Computer-linked flight mills were used to study flight of overwintered and summer-generation female CPB fed in the laboratory on seven different solanaceous plant species. Over 30 days, flight was greatest with starved overwintered females three to six days postemergence. Flight for the overwintered generation was negatively related to desirability of food, as measured by larval success. Flight for summer females, and fecundity for both generations, was positively related to food desirability. Starved females laid virtually no eggs; starved summer females did not fly. Flight and fecundity of individual females were not related within treatments.
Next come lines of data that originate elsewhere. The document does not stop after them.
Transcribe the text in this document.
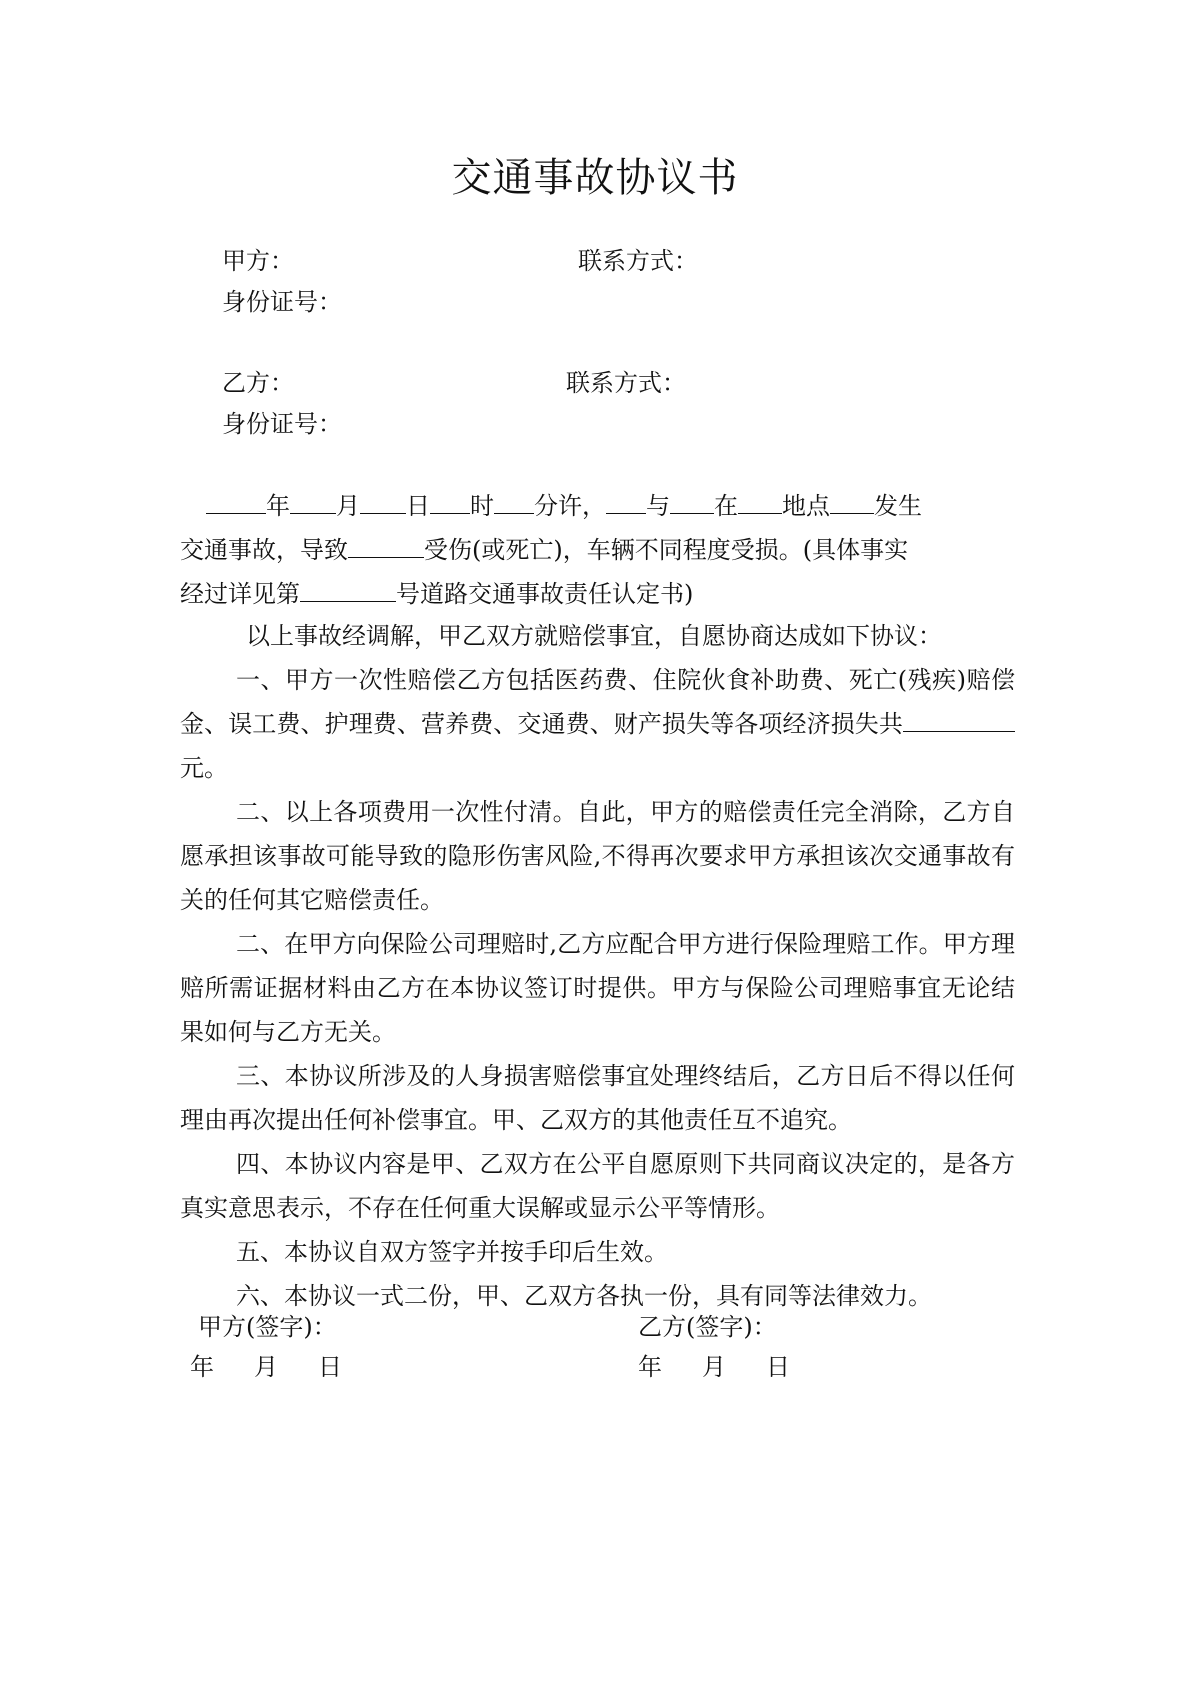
交通事故协议书
甲方：	联系方式：
身份证号：
乙方：	联系方式：
身份证号：

年 月 日 时 分许， 与 在 地点 发生

交通事故，导致	受伤(或死亡)，车辆不同程度受损。(具体事实

经过详见第	号道路交通事故责任认定书)

以上事故经调解，甲乙双方就赔偿事宜，自愿协商达成如下协议：

一、甲方一次性赔偿乙方包括医药费、住院伙食补助费、死亡(残疾)赔偿金、误工费、护理费、营养费、交通费、财产损失等各项经济损失共元。

二、以上各项费用一次性付清。自此，甲方的赔偿责任完全消除，乙方自愿承担该事故可能导致的隐形伤害风险,不得再次要求甲方承担该次交通事故有关的任何其它赔偿责任。

二、在甲方向保险公司理赔时,乙方应配合甲方进行保险理赔工作。甲方理赔所需证据材料由乙方在本协议签订时提供。甲方与保险公司理赔事宜无论结果如何与乙方无关。

三、本协议所涉及的人身损害赔偿事宜处理终结后，乙方日后不得以任何理由再次提出任何补偿事宜。甲、乙双方的其他责任互不追究。

四、本协议内容是甲、乙双方在公平自愿原则下共同商议决定的，是各方真实意思表示，不存在任何重大误解或显示公平等情形。

五、本协议自双方签字并按手印后生效。

六、本协议一式二份，甲、乙双方各执一份，具有同等法律效力。

甲方(签字)：	乙方(签字)：
年 月 日	年 月 日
Field investigations examined adult immigration to the same plant species over time and space, the distribution of overwintering adults, and disruption of their spring colonization to nonrotated potato crops. Recruitment to plots placed either near or far from potato crops showed that long-distance flight was primarily by starved overwintered adults, and also by fed first summer-generation adults. Two periods of short-distance dispersal occurred with older overwintered adults, and before diapause. Results suggest that the value of crop rotation depends on site-specific factors, not just the distance to overwintering sites or current-year potato crops.
Overwintering distribution was studied at three sites over two years. CPB concentrated within woody borders, averaging 60-200/m$\sp2$ in these areas before winter, compared to 8-13/m$\sp2$ within potato fields. Mortality was higher in fields than in borders, and greater near the ground surface. Only 15-44% of live beetles were in potato fields. In experiments with small plots, colonization of fields from woody borders was disrupted by a trap crop, either treated with pesticide or collected daily. Simulation models suggest that this colonization disruption tactic could significantly reduce pesticide applications and eliminate the need for disruptive treatments against adult beetles.